Quantifying Uphill Effort
In a world flooded with every metric and peice of data you could imagine there has always been an area that lacks a solid foundation or qualitative measure, that is for uphill running. What effect does running at 6:00 per km uphill on a 6% gradient take out of you? Am I improving my uphill climbing pace? Are my 2min hill reps actually at the correct intensity and are they consistent? There are ways to measure performance in real time by looking at HR or relating to your RPE scale, however these measures can become distorted by many different variables such as fatigue from previous training, hydration, sleep ect. HR and RPE are incredibly useful when you run a session as it gives you a gauge on what effort you should be running at, but when it come to analysis, providing feedback and tracking improvements Normalised Graded Pace is an incredibly important metric.
Normalised Graded Pace is derived from the cycling world and power data. Here athletes and coaches use Normalised Power or NP, to track or analyse the effect of a very noisy or variable power file actually has on the rider due to the time above and below threshold power. The algorithm used to calculate NP compares a steady effort to a fluctuating effort. This can be used in running, but this time looking at pace and gradient. Running data files are a lot less fluctuating than cycling power files, however a run at 5:00 per km on the flat compared to a run at 5:00 per km on a route with 500m of climbing in are going to stress the athlete in very different ways. Take for example the selection from a data file from running up Jenkins hill. this is a 2.07km hill at 20.1% run at a pace of 8:52 per km. If the athlete were to run at this pace on the flat the physiological effect on the body is going to be very low, however the effect of running up this incline calculate a NGP of 3:44 per km for the 18:23 duration. This then relates to an effort of 3:44 per km for 18:23 on the flat which would cover 4.89km over double the distance on the section we are analysing.
From NGP we can also manage the rTSS (run training stress score) of hillier runs or runs on variable terrain. This metric feeds into the PMC (performance management chart) which enables coaches and athletes to track fitness and fatigue over time and also predict and manage peak performances as well as recovery weeks or days. This data is very sensitive to correct threshold pace settings for athletes as the rTSS is based on the runners threshold pace values and calculates the physiological effect a certain run has on the runner. For example an 8km easy run on the flat may give a rTSS value of 40 whereas an 8km run to the top of skiddaw climbing 900m would give a rTSS value of 93 thus having a much higher training load on the athlete. Ultimately increasing fitness but also increasing fatigue. It is therefore very important to have the correct threshold paces set for athletes, this is easily set up via a 5km or 10km best effort.

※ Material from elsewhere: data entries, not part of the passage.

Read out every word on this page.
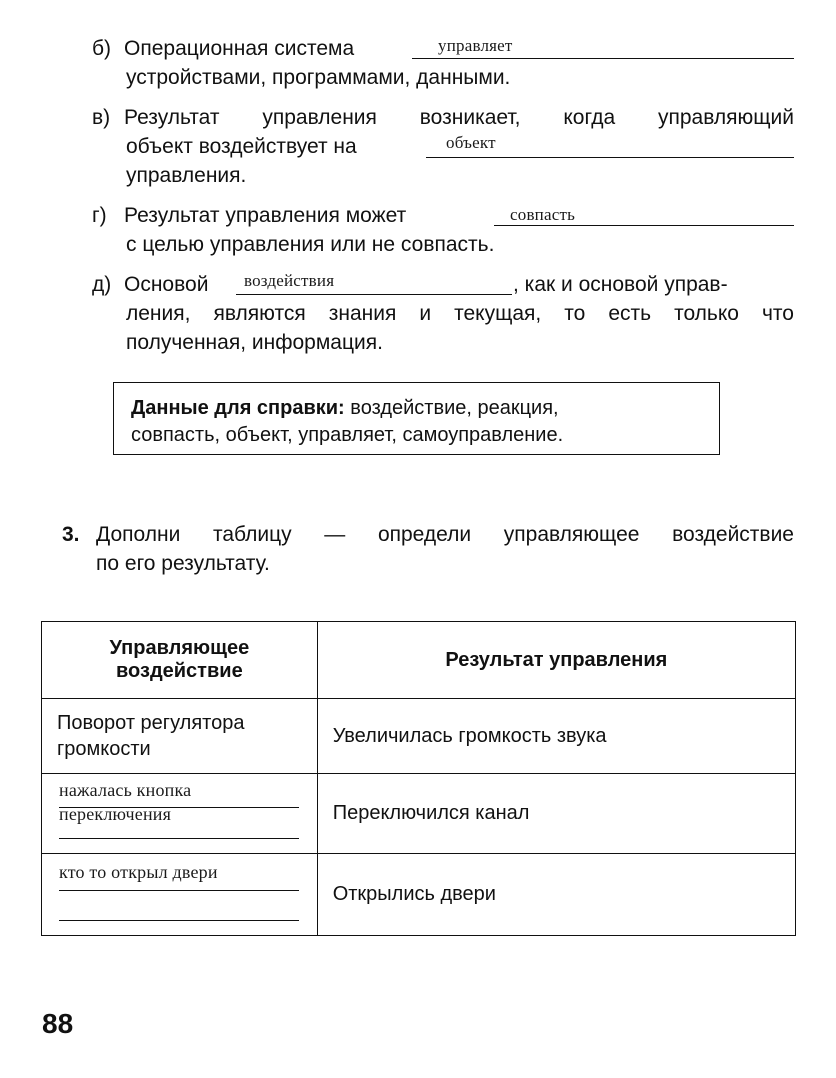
б) Операционная система	управляет
устройствами, программами, данными.
в) Результат управления возникает, когда управляющий
объект воздействует на	объект
управления.
г) Результат управления может	совпасть
с целью управления или не совпасть.
д) Основой воздействия	, как и основой управ-
ления, являются знания и текущая, то есть только что
полученная, информация.
Данные для справки: воздействие, реакция,
совпасть, объект, управляет, самоуправление.
3. Дополни таблицу — определи управляющее воздействие
по его результату.
Управляющее
воздействие	Результат управления

Поворот регулятора
громкости	Увеличилась громкость звука

нажалась кнопка
переключения	Переключился канал

кто то открыл двери	Открылись двери
88
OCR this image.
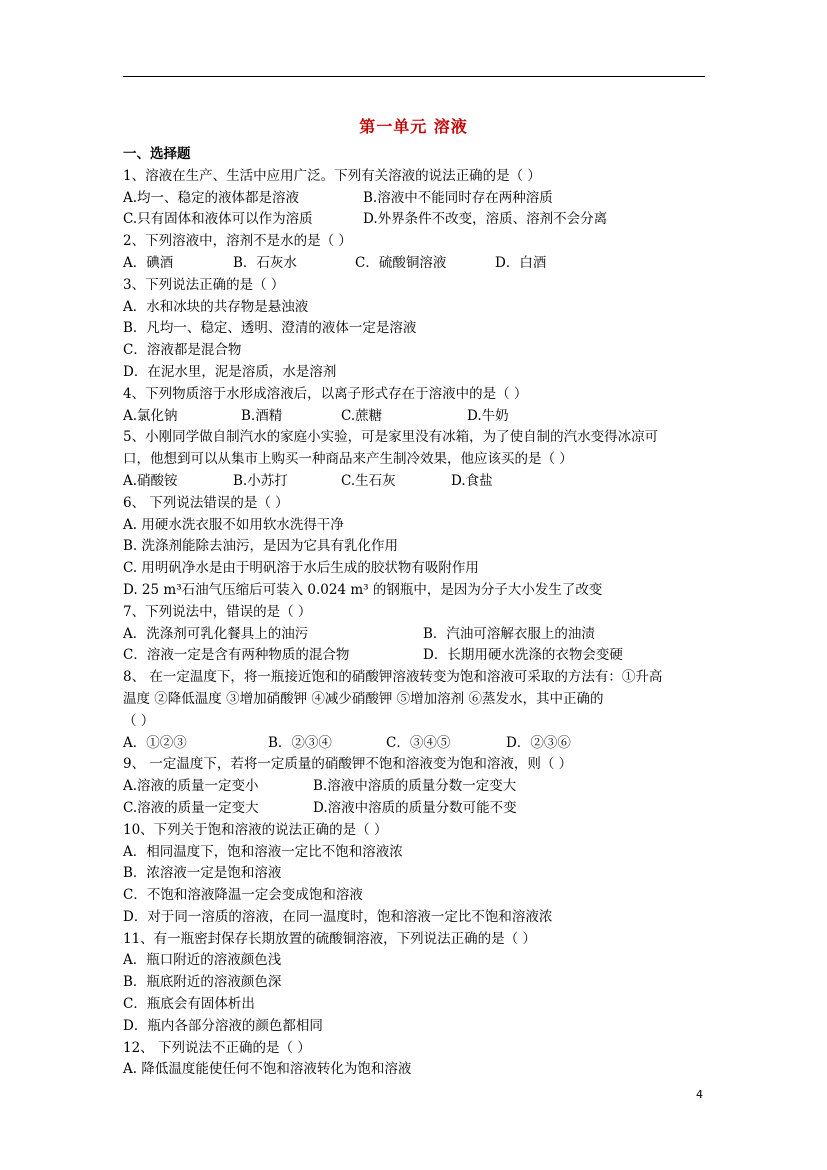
第一单元 溶液
一、选择题
1、溶液在生产、生活中应用广泛。下列有关溶液的说法正确的是（ ）
A.均一、稳定的液体都是溶液	B.溶液中不能同时存在两种溶质
C.只有固体和液体可以作为溶质	D.外界条件不改变，溶质、溶剂不会分离
2、下列溶液中，溶剂不是水的是（ ）
A．碘酒	B．石灰水	C．硫酸铜溶液	D．白酒
3、下列说法正确的是（ ）
A．水和冰块的共存物是悬浊液
B．凡均一、稳定、透明、澄清的液体一定是溶液
C．溶液都是混合物
D．在泥水里，泥是溶质，水是溶剂
4、下列物质溶于水形成溶液后，以离子形式存在于溶液中的是（ ）
A.氯化钠	B.酒精	C.蔗糖	D.牛奶
5、小刚同学做自制汽水的家庭小实验，可是家里没有冰箱，为了使自制的汽水变得冰凉可
口，他想到可以从集市上购买一种商品来产生制冷效果，他应该买的是（ ）
A.硝酸铵	B.小苏打	C.生石灰	D.食盐
6、 下列说法错误的是（ ）
A. 用硬水洗衣服不如用软水洗得干净
B. 洗涤剂能除去油污，是因为它具有乳化作用
C. 用明矾净水是由于明矾溶于水后生成的胶状物有吸附作用
D. 25 m³石油气压缩后可装入 0.024 m³ 的钢瓶中，是因为分子大小发生了改变
7、下列说法中，错误的是（ ）
A．洗涤剂可乳化餐具上的油污	B．汽油可溶解衣服上的油渍
C．溶液一定是含有两种物质的混合物	D．长期用硬水洗涤的衣物会变硬
8、 在一定温度下，将一瓶接近饱和的硝酸钾溶液转变为饱和溶液可采取的方法有：①升高
温度 ②降低温度 ③增加硝酸钾 ④减少硝酸钾 ⑤增加溶剂 ⑥蒸发水，其中正确的
（ ）
A．①②③	B．②③④	C．③④⑤	D．②③⑥
9、 一定温度下，若将一定质量的硝酸钾不饱和溶液变为饱和溶液，则（ ）
A.溶液的质量一定变小	B.溶液中溶质的质量分数一定变大
C.溶液的质量一定变大	D.溶液中溶质的质量分数可能不变
10、下列关于饱和溶液的说法正确的是（ ）
A．相同温度下，饱和溶液一定比不饱和溶液浓
B．浓溶液一定是饱和溶液
C．不饱和溶液降温一定会变成饱和溶液
D．对于同一溶质的溶液，在同一温度时，饱和溶液一定比不饱和溶液浓
11、有一瓶密封保存长期放置的硫酸铜溶液，下列说法正确的是（ ）
A．瓶口附近的溶液颜色浅
B．瓶底附近的溶液颜色深
C．瓶底会有固体析出
D．瓶内各部分溶液的颜色都相同
12、 下列说法不正确的是（ ）
A. 降低温度能使任何不饱和溶液转化为饱和溶液
4
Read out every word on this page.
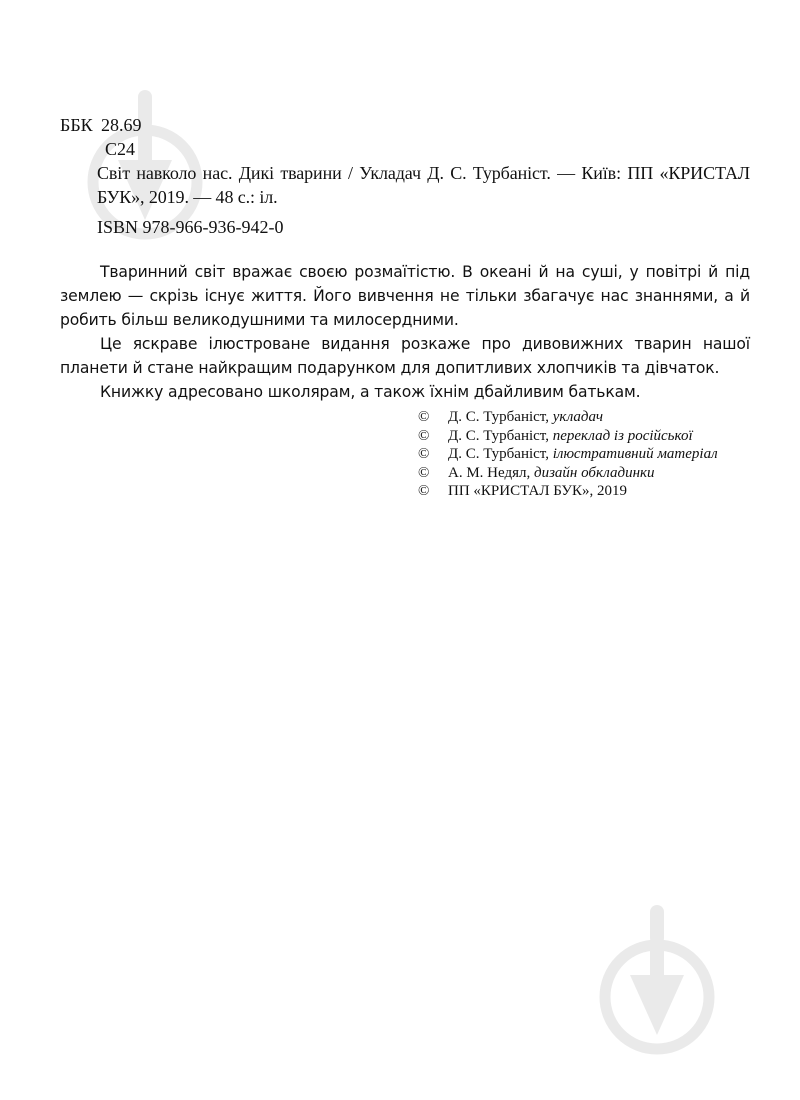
ББК 28.69
С24
Світ навколо нас. Дикі тварини / Укладач Д. С. Турбаніст. — Київ: ПП «КРИСТАЛ БУК», 2019. — 48 с.: іл.
ISBN 978-966-936-942-0

Тваринний світ вражає своєю розмаїтістю. В океані й на суші, у повітрі й під землею — скрізь існує життя. Його вивчення не тільки збагачує нас знаннями, а й робить більш великодушними та милосердними.

Це яскраве ілюстроване видання розкаже про дивовижних тварин нашої планети й стане найкращим подарунком для допитливих хлопчиків та дівчаток.

Книжку адресовано школярам, а також їхнім дбайливим батькам.

©	Д. С. Турбаніст, укладач
©	Д. С. Турбаніст, переклад із російської
©	Д. С. Турбаніст, ілюстративний матеріал
©	А. М. Недял, дизайн обкладинки
©	ПП «КРИСТАЛ БУК», 2019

There is always some degree of variability when running in the mountains which makes it so special, this is the technicality of the ground underfoot and also weather conditions. The NGP algorithm does not take into account the fact that you may have been scrambling on a grade 3 climb to reach the summit, producing a much slower pace, or there may have been snow on the ground making the footing much slippier, or you may have had a very strong headwind. This brings back into play your HR values and RPE, all together these metrics along with communication to your coach start to build a much clearer picture of quantifying training and racing in the hills.